Re: Project: 2605 (Run 9, Clone 571, Gen 5)
Posted: Fri Feb 15, 2008 6:28 am
by Flathead74
This evidently bad WU is still being hand out.
Thanks for that.
[05:44:45] Project: 2605 (Run 9, Clone 571, Gen 5)
[05:45:11] Completed 0 out of 500000 steps (0 percent)
[05:45:11] Folding@home Core Shutdown: INTERRUPTED
[05:45:16] CoreStatus = 0 (0)
[05:45:16] Client-core communications error: ERROR 0x0
[05:45:16] Deleting current work unit & continuing...
*3x failure, manually deleted after third failure
3.0GHz Nocona Xeon x 2 / DH800 / 1GB PC3200 / Suse 10.1
A teammate has already been blessed with this WU twice, with the same exact mode of failure each time.

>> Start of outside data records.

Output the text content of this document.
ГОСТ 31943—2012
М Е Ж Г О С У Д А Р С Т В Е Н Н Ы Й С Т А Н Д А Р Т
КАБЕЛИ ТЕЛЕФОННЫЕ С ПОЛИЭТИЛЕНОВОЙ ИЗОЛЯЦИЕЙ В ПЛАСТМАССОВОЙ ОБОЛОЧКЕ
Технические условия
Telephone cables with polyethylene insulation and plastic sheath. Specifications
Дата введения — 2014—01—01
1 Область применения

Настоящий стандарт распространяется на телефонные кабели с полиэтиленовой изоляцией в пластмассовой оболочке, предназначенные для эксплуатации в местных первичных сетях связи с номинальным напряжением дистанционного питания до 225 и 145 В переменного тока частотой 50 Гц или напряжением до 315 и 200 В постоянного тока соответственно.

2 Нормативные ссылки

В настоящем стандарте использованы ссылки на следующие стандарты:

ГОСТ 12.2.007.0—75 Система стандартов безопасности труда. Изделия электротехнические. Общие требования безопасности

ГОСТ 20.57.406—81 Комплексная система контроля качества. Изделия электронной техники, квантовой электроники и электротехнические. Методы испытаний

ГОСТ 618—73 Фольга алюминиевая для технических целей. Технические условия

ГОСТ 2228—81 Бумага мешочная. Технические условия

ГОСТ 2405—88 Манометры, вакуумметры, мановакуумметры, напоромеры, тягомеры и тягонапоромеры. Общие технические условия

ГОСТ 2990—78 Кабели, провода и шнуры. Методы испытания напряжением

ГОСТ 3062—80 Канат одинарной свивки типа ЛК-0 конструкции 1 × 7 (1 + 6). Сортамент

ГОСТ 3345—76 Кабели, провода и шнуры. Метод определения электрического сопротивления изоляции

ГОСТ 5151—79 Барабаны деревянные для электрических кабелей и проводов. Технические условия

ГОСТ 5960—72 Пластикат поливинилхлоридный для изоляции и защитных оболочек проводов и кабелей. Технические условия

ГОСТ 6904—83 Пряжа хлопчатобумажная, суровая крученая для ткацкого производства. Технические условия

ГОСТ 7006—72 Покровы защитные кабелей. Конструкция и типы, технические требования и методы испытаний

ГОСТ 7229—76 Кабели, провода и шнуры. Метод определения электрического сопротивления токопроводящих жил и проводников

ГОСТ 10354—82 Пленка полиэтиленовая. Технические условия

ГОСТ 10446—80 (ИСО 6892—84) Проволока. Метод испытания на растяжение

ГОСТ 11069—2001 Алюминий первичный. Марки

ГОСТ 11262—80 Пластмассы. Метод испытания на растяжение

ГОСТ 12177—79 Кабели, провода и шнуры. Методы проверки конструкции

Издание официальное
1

See post dated Jan 08, 2008, in this thread for reference.
Maybe it is time to pull this one from circulation?
Re: Project: 2605 (Run 9, Clone 571, Gen 5)
Posted: Fri Feb 29, 2008 1:28 am
by klasseng
This one just died in similar fashion on my Mac Mini (2GHz Core2Duo Intel).